Anyways, current reads are:
Legends of the condor heroes 2; A bond undone. Finally found this book at the library by chance, I read the first book agessss ago so I might need to refresh my memory a bit. I've seen there's a series too so I might watch that and I'm hoping to read The long song by Andrea levy. I'll update with a review on both
15/02/2025
My website is finally taking shape! I dont really know what to put on the homepage yet but i've added a virtual stamp collection and im hoping to add a bit of information about each country underneath. I don't really know what this website is about yet but I do know that I feel that social media is not the place for me since it perpetues inequalities,sterotypes and is overall a very toxic place whixh sometimes feels like the ultimate echo chamber.It feels like the goal is to pump out people with no indiviuality whatsover. I hope to express myself and the topics i'm passionate about here. Also, there are many weird things going on right now and all my alarm bells are screaming at me to notice it. Everything in the world feels just about poised for change what with trump being elected but I think these things have been developing over time. We were just none the wiser.
16/02/2025
Is this a part of the human condition? To exist in a state of perpetual longing.
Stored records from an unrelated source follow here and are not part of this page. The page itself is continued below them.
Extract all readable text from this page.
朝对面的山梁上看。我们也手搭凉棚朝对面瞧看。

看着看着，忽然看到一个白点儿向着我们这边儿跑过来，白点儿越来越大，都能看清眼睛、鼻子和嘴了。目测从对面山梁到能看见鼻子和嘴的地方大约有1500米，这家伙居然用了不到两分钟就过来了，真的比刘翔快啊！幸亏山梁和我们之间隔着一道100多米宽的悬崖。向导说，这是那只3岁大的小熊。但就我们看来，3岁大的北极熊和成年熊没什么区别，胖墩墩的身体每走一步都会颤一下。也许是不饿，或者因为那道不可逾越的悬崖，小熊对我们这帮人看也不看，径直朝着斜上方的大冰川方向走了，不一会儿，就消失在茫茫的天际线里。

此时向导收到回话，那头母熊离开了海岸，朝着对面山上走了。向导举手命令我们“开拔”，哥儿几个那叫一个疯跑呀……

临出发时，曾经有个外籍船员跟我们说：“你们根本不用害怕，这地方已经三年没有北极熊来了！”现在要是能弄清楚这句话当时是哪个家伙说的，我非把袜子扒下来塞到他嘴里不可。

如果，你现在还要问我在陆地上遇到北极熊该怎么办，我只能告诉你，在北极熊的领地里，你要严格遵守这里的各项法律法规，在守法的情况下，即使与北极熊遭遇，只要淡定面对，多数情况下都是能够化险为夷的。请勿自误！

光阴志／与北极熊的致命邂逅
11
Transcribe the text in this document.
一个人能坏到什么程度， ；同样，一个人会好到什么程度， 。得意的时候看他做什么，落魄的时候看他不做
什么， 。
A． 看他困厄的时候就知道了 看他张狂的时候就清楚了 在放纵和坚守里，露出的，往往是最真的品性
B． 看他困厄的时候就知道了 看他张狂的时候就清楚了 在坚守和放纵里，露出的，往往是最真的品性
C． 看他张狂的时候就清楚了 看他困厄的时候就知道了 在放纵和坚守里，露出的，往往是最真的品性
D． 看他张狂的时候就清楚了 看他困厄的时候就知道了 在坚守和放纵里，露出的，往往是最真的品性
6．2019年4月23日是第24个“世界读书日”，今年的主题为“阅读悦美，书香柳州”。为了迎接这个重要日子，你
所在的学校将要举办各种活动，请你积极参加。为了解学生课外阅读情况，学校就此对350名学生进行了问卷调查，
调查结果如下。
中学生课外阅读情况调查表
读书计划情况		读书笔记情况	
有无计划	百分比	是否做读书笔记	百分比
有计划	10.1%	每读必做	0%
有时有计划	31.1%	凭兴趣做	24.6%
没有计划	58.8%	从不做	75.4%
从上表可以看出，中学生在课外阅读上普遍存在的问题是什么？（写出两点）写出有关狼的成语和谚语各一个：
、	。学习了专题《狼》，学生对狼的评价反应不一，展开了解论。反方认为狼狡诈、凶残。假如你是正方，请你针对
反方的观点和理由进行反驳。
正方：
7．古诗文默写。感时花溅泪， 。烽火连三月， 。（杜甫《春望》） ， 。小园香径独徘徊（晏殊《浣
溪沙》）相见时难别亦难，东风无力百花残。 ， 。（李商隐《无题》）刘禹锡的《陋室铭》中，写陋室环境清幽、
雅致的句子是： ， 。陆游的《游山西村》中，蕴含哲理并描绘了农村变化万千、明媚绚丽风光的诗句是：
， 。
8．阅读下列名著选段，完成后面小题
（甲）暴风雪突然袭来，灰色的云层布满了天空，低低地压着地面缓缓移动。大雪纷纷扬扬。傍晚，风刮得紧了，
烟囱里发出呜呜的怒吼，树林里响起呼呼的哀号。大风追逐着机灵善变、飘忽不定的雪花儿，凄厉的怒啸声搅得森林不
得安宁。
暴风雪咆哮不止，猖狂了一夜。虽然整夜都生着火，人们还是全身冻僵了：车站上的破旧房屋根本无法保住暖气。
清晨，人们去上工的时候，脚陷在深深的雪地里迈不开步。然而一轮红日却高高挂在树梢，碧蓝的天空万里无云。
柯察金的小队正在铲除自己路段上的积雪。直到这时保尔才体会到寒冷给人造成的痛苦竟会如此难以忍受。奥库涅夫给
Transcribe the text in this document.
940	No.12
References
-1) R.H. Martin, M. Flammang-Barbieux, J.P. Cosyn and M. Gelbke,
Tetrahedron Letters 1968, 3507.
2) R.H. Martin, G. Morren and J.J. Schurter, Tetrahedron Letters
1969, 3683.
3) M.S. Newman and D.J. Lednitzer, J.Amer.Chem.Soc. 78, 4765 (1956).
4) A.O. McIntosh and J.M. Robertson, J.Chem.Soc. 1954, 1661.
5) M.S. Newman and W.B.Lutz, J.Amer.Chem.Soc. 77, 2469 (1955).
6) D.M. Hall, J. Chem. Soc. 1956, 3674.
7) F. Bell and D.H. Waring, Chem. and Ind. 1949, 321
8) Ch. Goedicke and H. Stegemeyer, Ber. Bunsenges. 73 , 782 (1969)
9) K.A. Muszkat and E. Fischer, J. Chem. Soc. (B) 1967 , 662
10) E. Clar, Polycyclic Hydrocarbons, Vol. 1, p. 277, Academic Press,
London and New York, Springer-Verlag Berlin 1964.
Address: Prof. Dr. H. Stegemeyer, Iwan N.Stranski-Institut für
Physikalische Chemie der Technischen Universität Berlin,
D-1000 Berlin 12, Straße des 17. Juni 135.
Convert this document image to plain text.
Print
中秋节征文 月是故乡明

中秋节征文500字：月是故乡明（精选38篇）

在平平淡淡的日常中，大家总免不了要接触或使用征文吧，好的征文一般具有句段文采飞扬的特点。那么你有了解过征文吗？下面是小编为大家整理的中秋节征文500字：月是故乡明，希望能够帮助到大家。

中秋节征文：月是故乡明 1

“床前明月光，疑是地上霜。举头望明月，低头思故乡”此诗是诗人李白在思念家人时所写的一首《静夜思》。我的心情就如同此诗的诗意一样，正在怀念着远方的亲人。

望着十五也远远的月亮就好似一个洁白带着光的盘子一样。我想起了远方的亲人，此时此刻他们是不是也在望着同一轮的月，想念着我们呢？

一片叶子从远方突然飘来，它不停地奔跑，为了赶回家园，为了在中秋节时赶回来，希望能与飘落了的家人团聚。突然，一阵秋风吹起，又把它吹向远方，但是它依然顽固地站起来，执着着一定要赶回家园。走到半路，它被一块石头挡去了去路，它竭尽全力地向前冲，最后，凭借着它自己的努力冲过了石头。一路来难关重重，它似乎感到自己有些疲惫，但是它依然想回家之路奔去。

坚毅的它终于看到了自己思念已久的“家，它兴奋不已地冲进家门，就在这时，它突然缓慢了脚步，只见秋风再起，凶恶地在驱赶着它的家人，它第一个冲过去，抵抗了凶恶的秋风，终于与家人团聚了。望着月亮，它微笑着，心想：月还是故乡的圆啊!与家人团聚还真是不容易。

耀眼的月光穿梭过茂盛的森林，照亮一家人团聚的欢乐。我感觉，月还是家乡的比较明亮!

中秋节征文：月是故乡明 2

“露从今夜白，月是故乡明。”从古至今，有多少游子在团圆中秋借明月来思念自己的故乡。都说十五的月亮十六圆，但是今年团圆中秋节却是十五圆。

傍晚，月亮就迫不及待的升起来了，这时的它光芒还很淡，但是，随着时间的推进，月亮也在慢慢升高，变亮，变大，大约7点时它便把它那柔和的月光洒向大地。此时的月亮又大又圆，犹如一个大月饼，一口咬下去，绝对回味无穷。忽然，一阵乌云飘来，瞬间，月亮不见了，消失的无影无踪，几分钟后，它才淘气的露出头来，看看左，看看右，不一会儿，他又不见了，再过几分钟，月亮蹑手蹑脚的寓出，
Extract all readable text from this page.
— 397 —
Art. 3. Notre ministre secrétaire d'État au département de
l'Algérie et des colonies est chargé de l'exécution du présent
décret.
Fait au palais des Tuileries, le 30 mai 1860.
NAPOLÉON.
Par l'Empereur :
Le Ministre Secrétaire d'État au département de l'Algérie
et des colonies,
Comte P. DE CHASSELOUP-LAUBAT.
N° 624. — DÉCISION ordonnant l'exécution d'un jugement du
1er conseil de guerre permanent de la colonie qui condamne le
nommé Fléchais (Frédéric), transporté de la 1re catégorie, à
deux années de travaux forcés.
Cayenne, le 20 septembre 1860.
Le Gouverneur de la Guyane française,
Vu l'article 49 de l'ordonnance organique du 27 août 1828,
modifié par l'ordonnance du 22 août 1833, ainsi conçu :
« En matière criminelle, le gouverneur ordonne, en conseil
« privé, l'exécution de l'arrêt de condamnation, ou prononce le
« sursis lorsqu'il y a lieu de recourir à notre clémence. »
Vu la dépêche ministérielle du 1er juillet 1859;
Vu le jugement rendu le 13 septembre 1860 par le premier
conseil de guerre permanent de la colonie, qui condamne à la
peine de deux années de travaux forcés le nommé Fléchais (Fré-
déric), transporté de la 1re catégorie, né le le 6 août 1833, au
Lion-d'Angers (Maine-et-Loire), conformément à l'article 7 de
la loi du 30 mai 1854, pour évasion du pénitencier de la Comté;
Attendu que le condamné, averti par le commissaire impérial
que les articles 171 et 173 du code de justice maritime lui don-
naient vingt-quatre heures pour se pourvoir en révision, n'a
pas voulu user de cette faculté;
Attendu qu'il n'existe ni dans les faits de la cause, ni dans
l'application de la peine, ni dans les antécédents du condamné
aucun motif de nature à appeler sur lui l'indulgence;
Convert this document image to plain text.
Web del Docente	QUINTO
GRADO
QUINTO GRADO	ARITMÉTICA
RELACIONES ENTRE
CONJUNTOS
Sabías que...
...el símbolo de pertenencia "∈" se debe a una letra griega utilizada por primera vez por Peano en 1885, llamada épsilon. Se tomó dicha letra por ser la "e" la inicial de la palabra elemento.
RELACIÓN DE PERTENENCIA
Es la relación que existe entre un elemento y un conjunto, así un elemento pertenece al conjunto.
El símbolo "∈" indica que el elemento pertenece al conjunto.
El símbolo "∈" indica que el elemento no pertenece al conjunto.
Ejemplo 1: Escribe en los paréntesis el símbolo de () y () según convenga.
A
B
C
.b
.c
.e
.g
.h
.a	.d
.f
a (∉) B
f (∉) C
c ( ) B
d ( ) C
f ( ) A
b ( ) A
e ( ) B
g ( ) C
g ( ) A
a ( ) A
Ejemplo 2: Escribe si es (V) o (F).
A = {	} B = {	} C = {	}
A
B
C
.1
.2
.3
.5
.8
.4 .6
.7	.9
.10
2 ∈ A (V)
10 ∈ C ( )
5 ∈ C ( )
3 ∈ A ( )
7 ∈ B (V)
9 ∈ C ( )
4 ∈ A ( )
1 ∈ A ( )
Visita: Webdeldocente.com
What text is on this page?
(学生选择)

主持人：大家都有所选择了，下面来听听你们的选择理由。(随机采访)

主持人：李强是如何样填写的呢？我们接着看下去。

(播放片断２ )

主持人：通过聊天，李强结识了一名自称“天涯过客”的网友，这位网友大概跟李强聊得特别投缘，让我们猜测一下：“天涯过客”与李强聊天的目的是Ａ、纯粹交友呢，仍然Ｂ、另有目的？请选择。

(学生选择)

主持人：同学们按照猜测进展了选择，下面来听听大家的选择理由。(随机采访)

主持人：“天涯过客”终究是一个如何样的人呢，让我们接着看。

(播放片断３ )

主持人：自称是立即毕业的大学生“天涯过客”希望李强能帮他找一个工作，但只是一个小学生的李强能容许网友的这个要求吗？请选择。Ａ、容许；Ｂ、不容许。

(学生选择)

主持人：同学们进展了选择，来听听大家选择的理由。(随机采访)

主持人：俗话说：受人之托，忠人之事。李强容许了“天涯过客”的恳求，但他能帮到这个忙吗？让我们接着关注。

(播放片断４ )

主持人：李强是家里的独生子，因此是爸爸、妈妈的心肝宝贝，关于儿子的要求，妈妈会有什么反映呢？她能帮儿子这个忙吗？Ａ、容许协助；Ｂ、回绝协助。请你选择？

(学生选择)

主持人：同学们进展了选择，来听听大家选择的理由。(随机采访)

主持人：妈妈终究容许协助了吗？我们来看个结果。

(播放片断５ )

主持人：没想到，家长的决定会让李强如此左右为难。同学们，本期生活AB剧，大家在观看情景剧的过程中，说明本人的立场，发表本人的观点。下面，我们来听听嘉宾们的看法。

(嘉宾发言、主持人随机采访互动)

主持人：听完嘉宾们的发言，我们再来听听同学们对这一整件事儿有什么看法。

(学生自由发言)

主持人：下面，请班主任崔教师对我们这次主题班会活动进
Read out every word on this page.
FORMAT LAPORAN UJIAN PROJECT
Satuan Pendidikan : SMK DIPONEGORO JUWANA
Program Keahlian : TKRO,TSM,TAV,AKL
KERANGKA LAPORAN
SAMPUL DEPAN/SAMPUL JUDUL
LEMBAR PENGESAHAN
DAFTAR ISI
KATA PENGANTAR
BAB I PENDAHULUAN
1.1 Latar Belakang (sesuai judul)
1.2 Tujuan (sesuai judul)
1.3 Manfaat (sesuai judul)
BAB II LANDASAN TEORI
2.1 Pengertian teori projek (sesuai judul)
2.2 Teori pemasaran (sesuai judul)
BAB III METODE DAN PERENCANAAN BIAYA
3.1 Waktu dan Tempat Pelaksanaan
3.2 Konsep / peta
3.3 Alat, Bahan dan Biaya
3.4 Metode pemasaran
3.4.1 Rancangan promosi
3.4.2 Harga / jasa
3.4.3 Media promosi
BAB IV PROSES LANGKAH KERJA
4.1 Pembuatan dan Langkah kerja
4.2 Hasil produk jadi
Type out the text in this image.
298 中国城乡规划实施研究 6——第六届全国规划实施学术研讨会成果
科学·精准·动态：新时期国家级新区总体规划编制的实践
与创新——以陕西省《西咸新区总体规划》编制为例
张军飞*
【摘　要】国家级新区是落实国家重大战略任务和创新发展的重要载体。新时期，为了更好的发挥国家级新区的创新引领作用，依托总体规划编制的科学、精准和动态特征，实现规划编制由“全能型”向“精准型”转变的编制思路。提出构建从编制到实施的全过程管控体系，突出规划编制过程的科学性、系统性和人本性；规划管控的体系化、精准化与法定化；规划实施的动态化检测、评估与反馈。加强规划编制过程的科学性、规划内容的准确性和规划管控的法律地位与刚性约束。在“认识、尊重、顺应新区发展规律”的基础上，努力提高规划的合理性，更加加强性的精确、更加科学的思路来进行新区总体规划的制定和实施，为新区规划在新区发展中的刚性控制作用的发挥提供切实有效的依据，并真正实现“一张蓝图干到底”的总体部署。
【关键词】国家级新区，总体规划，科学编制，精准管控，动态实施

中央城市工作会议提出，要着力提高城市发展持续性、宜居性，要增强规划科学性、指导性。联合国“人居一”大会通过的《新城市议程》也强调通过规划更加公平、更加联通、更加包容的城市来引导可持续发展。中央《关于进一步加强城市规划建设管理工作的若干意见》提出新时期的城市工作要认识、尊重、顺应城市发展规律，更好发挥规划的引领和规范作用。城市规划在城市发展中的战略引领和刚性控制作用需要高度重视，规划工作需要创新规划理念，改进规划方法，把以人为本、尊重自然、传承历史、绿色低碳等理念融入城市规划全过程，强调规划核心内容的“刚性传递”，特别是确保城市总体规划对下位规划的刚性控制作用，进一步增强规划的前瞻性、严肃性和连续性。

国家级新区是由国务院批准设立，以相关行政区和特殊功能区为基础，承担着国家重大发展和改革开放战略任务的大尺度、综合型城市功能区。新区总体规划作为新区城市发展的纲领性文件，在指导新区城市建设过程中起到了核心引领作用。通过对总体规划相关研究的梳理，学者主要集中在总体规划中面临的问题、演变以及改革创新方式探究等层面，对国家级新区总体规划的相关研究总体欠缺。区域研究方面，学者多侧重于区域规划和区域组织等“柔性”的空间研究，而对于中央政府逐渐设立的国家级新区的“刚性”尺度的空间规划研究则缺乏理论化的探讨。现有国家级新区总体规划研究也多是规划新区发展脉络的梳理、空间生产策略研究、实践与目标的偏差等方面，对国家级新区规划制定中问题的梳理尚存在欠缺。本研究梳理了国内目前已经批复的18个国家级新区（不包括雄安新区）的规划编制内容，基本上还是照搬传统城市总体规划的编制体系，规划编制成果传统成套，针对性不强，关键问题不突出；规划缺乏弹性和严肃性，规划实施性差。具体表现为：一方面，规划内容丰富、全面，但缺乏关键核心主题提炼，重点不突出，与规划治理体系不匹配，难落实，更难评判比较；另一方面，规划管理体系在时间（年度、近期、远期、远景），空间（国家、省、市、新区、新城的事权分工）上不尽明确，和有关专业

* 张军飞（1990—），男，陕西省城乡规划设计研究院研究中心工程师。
Humans are inherently greedy creatures; as we’ve proven time and time again. I dont think we’re necessarily born evil but we carry darkness within us. I truly, wholeheartedly believe if there was a way to access humans consciousness, a lot of the world’s problems could be solved. If we saw how others really think for one day would it be for the better or the worse? Then again, humanity’s darker side would grab hold and manipulate such innovations for profit👺 Everything is perfectly curated in a system that drip-feeds us just enough chaos; numbing us to it so we become compliant. It’s reliant on the fact that we’re not comfortable but rather accustomed to this disorder they have crafted to distract us. Greed has made us evil and stupid. This is exactly what they want. My mind is consumed thinking about what will happen. A recipe for disaster. People see these changes happening right before them yet they feel helpless in the face of it. I would like to explore this phenomenon further by exploring similar timelines in the past; it’s like they say- Those who cannot remember the past are doomed to repeat it. I will research the mindsets of people during those times periods taking into account the recent technological advancements.
18/06/2025
Curious and curioser. I often think that the negativity that fills my journals shapes the way I am but then again you could only class it as 'negative' depending on whose reading it. I don't want to seem pessimistic but the biggest dilemna for me will always be how could such beauty and pain coexist in a world like this and yet I experience both on a daily basis . I wholeheartedly believe I'm not a miserable person but rather someone who experiences a range of different emotions and sometimes, yes when i'm feeling misery and desolation it feels like I've been sad for the entirety of my life and maybe that isnt really normal but who even knows what is normal anymore. What on earth does it mean to be a normal person when we havent even experienced how other people, when we haven't even explored the depths of other humans let alone ourselves. This is why I'm always confused because I'm constantly asking myself what type of person am I? or Am I crazy or normal? Like there's a litmus to compare it to :/// I say I should just sit back and simply be but my whole existence does not allow me to. Will I be questioning myself for the remainder on my life?
If I'm alive and awake, yes I shall.